Friday, March 22, 2019
I Miss Feeling Uncomfortable :: Personal Narrative Essay Example
I Miss Feeling Uncomfortable   Going overseas was so one of the most amazing experiences of my keep. It has had a break downing impact, an impact I feel every day of my life. After living in Swansea, Wales last year, I had grown accustomed to biking along the Atlantic Coast quest to class everyday, hiking amongst sheep-littered cliffs, more green than I could imagine, and walking the beach, just a quarter-mile from my dorm, on moonlit nights, contemplating the ball and my place in it. However, I had in like manner grown accustomed to geezerhood on end with give away seeing the sun, days without talking to anyone, and daily drenchings from riding an old, rusty bike in the rain, which never seemed to stop. Living such a life, completely out of my comfort zone, non k without delaying a soul, and not being oriented to my new community, I began to feel very depressed. I questioned why I had come and what I was doing there. I missed my friends, my boyfriend, Dagwoods sandwich es, and driving a car down Kirkwood. I missed feeling comfortable. And the further I sank in this depression, the more pity and understanding of the human experience I became.
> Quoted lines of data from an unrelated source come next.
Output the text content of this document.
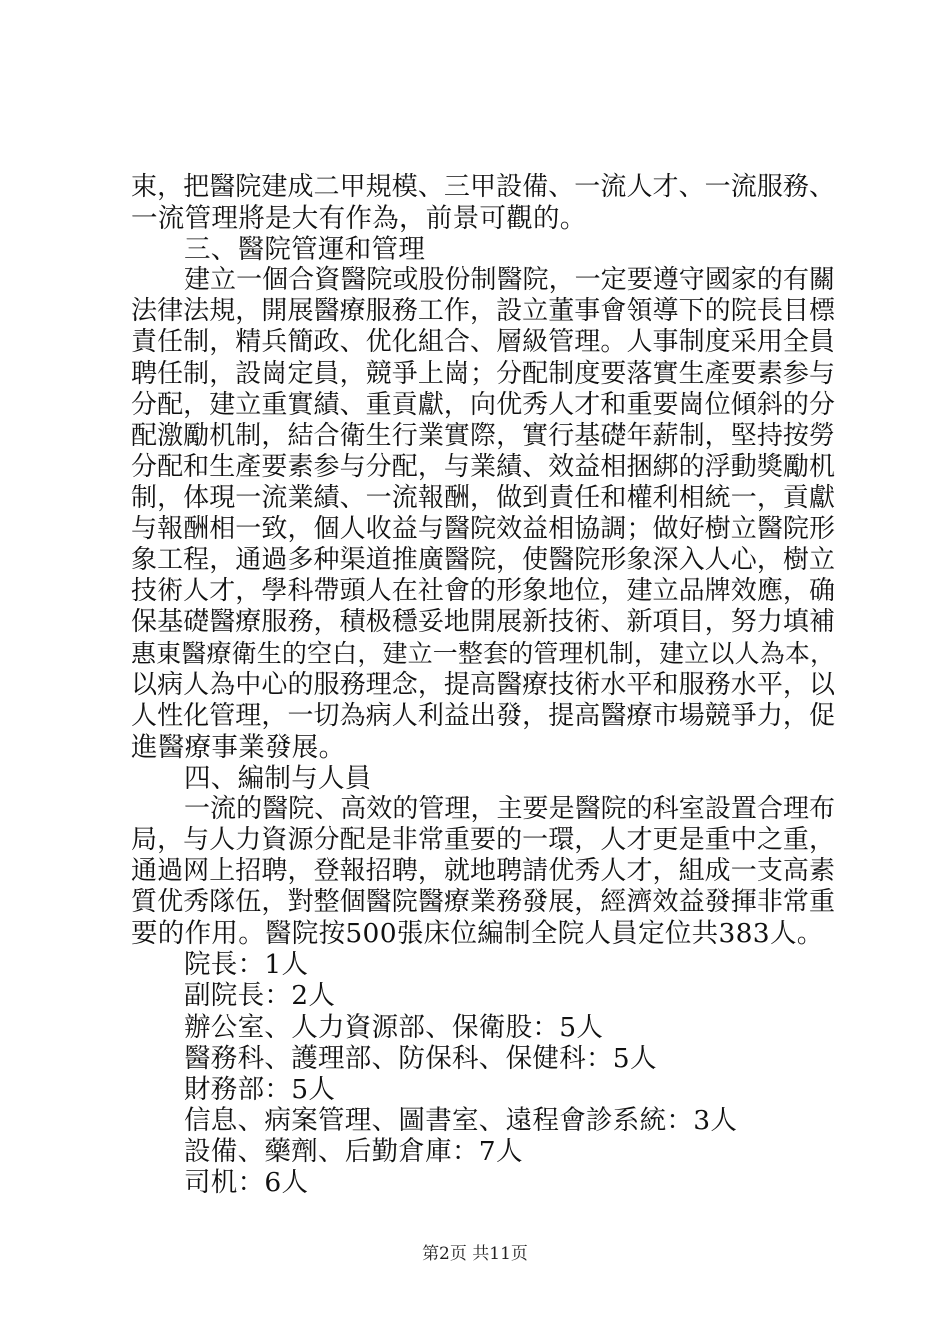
束，把醫院建成二甲規模、三甲設備、一流人才、一流服務、
一流管理將是大有作為，前景可觀的。
三、醫院管運和管理
建立一個合資醫院或股份制醫院，一定要遵守國家的有關
法律法規，開展醫療服務工作，設立董事會領導下的院長目標
責任制，精兵簡政、优化組合、層級管理。人事制度采用全員
聘任制，設崗定員，競爭上崗；分配制度要落實生產要素参与
分配，建立重實績、重貢獻，向优秀人才和重要崗位傾斜的分
配激勵机制，結合衛生行業實際，實行基礎年薪制，堅持按勞
分配和生產要素参与分配，与業績、效益相捆綁的浮動獎勵机
制，体現一流業績、一流報酬，做到責任和權利相統一，貢獻
与報酬相一致，個人收益与醫院效益相協調；做好樹立醫院形
象工程，通過多种渠道推廣醫院，使醫院形象深入人心，樹立
技術人才，學科帶頭人在社會的形象地位，建立品牌效應，确
保基礎醫療服務，積极穩妥地開展新技術、新項目，努力填補
惠東醫療衛生的空白，建立一整套的管理机制，建立以人為本，
以病人為中心的服務理念，提高醫療技術水平和服務水平，以
人性化管理，一切為病人利益出發，提高醫療市場競爭力，促
進醫療事業發展。
四、編制与人員
一流的醫院、高效的管理，主要是醫院的科室設置合理布
局，与人力資源分配是非常重要的一環，人才更是重中之重，
通過网上招聘，登報招聘，就地聘請优秀人才，組成一支高素
質优秀隊伍，對整個醫院醫療業務發展，經濟效益發揮非常重
要的作用。醫院按500張床位編制全院人員定位共383人。
院長：1人
副院長：2人
辦公室、人力資源部、保衛股：5人
醫務科、護理部、防保科、保健科：5人
財務部：5人
信息、病案管理、圖書室、遠程會診系統：3人
設備、藥劑、后勤倉庫：7人
司机：6人
第2页 共11页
I can now see how someones emotional state truly affects their outlook on life and how they interact with others on a daily basis. Before this, I aboveboard had no concept of why people were ever rude, mean, and inconsiderate. Sure, we have completely had our bad days, and this can influence how we treat others, but I had never had bad months. And in realizing this, through being depressed from being out of my comfort zone, my capacity for compassion and understanding has grown tremendously. When someone commits an unjustness to another human being, instead of so quickly judging them, I slow down and ask, What is it in their life that is causing them to behave in this way? Where are the feelings stemming from? They must be facing some sadness in their life. I can relate on a aim I had not known before. Th is has translated into my job at the Shalom Community Center, and into my daily life in my interactions with people. It has really affected how I see the world and deepened my understanding of the human experience tremendously.   After the first few months of isolation and depression, things did pick up I began to make new friends who I shut away keep in contact with, from all over Britain and other switch students from North America.